Un gars, une fille (/fr/, A Guy, A Girl) is a French comedy television series created by Isabelle Camus and Hélène Jacques, based on the eponymous 1997 Quebec TV series. It stars Jean Dujardin and Alexandra Lamy, who met during the audition for the series, and started a real-life relationship during the last year of the show. Its format was a series of 7-minute-long episodes depicting the daily lives and conflicts of a couple named Jean and Alex (like their real-name counterparts), nicknamed "Loulou" and "Chouchou". It ran from 1999 to 2003 and had a 2023 sequel named Un gars, une fille, un frère, une sœur.
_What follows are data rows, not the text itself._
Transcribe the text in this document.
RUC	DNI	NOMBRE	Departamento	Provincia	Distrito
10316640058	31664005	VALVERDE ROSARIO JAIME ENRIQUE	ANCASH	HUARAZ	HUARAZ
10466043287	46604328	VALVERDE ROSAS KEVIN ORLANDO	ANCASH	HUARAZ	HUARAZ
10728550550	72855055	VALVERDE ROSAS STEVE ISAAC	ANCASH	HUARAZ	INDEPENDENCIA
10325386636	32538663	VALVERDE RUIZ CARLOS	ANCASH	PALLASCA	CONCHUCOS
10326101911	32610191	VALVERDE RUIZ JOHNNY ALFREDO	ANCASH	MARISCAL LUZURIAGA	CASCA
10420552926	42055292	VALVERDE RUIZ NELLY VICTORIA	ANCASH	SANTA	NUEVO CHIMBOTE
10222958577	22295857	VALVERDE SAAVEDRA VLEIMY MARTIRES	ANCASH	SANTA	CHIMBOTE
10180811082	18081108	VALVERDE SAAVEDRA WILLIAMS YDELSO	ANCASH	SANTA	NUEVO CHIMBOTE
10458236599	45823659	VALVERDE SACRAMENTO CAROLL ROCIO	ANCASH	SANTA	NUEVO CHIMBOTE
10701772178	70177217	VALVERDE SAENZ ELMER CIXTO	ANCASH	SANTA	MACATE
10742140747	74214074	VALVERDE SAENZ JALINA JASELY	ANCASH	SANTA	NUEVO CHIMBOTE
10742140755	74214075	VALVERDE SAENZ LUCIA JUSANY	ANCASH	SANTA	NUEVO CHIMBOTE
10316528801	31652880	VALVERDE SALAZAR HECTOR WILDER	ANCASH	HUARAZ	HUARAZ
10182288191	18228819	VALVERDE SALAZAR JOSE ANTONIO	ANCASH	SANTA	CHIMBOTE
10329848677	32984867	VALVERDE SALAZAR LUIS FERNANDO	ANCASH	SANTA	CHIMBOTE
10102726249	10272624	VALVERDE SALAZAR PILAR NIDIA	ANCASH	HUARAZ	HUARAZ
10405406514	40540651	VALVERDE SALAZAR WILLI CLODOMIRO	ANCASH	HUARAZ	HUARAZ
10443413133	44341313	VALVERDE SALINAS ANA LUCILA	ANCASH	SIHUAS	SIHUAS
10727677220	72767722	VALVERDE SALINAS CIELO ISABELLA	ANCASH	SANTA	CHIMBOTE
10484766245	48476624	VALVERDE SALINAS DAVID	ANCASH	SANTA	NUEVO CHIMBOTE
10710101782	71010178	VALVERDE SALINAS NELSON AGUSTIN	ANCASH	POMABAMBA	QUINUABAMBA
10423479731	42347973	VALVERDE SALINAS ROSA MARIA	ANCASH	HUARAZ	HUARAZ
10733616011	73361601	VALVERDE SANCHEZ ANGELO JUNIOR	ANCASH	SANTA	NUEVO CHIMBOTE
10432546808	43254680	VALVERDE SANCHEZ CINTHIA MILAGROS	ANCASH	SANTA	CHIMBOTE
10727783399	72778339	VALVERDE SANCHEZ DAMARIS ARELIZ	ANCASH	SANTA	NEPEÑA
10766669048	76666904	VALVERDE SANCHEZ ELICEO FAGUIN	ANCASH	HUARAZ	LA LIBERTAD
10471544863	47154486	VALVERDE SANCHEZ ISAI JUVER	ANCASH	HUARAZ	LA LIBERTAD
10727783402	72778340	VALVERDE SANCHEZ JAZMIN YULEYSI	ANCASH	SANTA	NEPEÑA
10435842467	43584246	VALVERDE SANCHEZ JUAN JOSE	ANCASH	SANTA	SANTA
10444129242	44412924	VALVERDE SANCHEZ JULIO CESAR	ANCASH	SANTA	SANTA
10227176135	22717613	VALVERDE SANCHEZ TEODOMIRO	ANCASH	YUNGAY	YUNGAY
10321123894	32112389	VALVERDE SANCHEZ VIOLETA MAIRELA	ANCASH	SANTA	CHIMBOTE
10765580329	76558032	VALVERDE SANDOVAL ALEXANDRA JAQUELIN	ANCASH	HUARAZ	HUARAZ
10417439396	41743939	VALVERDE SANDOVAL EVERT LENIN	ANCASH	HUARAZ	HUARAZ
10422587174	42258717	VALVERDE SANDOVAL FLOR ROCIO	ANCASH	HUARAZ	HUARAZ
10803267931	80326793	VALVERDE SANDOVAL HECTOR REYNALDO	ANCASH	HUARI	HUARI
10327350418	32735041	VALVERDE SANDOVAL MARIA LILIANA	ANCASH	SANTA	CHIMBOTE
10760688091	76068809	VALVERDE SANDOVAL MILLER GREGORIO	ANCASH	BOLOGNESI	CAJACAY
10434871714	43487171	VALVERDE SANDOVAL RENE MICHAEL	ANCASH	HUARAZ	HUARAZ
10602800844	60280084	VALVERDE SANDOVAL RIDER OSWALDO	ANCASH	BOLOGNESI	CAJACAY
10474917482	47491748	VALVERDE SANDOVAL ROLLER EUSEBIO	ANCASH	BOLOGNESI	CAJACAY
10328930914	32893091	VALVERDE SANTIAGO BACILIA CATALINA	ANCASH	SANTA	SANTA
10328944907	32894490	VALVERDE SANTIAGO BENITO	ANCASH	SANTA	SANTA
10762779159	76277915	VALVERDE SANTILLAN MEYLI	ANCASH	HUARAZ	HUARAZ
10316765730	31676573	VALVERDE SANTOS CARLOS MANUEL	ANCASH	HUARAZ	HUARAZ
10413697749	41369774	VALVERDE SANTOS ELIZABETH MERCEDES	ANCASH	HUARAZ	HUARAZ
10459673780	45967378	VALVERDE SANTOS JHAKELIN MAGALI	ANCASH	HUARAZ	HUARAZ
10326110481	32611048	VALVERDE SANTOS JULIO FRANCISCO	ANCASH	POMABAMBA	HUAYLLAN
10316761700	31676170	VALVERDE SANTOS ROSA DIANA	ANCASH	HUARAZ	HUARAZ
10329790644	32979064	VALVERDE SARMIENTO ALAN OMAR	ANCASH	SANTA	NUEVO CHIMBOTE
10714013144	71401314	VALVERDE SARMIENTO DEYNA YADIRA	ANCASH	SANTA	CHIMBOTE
The series was highly successful, gathering 5 million viewers each day, or a third of the people watching television during that time slot. A 2001 two-parter Christmas special garnered a 27.4% market share (approximately 6 million people); the New Year's special 25%. The programme won a Sept d'or award for best entertainment show in 2001.

Dujardin and Lamy met during their audition for the series; subsequently, like their characters, they fell in love during production. Un gars, Une fille consists of 5 seasons for a total of 486 episodes. Dujardin and Lamy also reprised their roles in "À Paris", a 1999 episode of the original series set in Paris.

== Production and concept ==
Each episode of the series comprises a series of sketches, each sketch being filmed in a single, steady shot. Many scenes feature only Dujardin and Lamy, but some include supporting characters (such as friends, or Alex's mother; or occasional famous guests), who appear either in the background or with their faces out of shot.